OpenAI doit en effet faire face à un besoin exponentiel en énergie et en capacité de calcul pour entraîner ses modèles et faire fonctionner ChatGPT, déjà utilisé par des centaines de millions d’utilisateurs.
Investissements colossaux et inquiétudes des investisseurs
Pour accompagner cette expansion, OpenAI a engagé plus de 1 000 milliards de dollars dans des projets liés à l’intelligence artificielle : centres de données avec Oracle et SoftBank, accords d’approvisionnement en semi-conducteurs avec Nvidia, AMD ou encore Broadcom.

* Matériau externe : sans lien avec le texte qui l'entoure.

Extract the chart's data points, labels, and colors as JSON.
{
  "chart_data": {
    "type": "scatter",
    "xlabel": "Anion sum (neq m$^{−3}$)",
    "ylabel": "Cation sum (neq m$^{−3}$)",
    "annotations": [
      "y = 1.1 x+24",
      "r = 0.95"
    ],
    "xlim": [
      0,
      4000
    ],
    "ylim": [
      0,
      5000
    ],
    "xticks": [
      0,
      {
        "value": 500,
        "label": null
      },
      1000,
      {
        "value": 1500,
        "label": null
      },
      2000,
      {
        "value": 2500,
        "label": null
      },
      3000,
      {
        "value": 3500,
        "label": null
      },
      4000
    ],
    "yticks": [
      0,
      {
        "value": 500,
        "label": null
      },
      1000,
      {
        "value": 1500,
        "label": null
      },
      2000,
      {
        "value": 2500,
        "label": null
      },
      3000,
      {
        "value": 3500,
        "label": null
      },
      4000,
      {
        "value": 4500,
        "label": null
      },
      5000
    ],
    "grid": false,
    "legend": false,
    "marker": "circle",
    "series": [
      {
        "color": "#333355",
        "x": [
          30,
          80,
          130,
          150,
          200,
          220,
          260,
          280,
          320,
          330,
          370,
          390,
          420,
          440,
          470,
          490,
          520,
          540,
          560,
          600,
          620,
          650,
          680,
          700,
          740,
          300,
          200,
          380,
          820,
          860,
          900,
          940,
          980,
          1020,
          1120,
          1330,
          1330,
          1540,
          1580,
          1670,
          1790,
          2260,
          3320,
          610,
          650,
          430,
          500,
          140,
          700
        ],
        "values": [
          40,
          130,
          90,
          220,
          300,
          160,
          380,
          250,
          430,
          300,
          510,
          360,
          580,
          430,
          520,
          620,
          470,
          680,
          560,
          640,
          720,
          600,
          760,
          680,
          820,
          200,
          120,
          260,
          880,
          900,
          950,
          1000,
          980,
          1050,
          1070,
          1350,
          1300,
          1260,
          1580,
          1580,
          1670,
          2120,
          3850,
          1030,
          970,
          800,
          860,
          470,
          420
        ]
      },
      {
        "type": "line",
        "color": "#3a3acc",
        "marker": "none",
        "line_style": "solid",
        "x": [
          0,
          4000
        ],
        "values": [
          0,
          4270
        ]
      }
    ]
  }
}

Une politique d’investissement agressive qui soulève parfois des craintes quant à sa viabilité. Certains observateurs évoquent la nature potentiellement « circulaire » de ces accords, OpenAI s’appuyant sur les infrastructures financées par ses partenaires sans être encore rentable.
Face aux doutes, son PDG Sam Altman se montre catégorique : ces inquiétudes sont « sans fondement ».
« Le chiffre d’affaires est en forte croissance. Nous faisons le pari qu’il va continuer à croître », ajoute – t-il.
Cadre juridique assoupli : cap sur le lucratif
La semaine dernière, les autorités de régulation de Californie et du Delaware ont validé la transformation de la structure juridique d’OpenAI. Fondée initialement comme une organisation à but non lucratif, l’entreprise peut désormais lever du capital plus facilement et opérer à des fins lucratives.
Ce changement s’inscrit dans la course mondiale à l’innovation en intelligence artificielle, où les infrastructures représentent un coût d’entrée vertigineux.
Quelles conséquences pour l’emploi ?
Alors qu’Amazon prévoit la suppression d’environ 14 000 postes, certains s’interrogent sur le rôle de l’IA dans cette restructuration. Si l’intelligence artificielle bouleverse de nombreux secteurs, experts et analystes estiment que les causes sont multifactorielles : pression économique, réallocation de ressources et automatisation progressive.
Paradoxalement, l’IA pourrait créer de nouveaux emplois hautement qualifiés : ingénieurs cloud, spécialistes GPU, techniciens de centres de données, experts en sécurité algorithmique…
Une course mondiale qui s’accélère
À l’heure où chaque mois voit naître de nouveaux modèles d’IA toujours plus sophistiqués, disposer d’une puissance de calcul massive devient un avantage décisif. Le partenariat OpenAI-AWS confirme qu’en 2025, l’IA n’est plus seulement une question de logiciels : elle devient une bataille d’infrastructures, de puces et d’énergie.
Avec cette alliance stratégique, Amazon renforce son rôle dans la chaîne d’approvisionnement mondiale de l’IA, tandis qu’OpenAI sécurise le carburant technologique indispensable à sa croissance continue.
Une manche de plus remportée dans la guerre — désormais industrielle — de l’intelligence artificielle.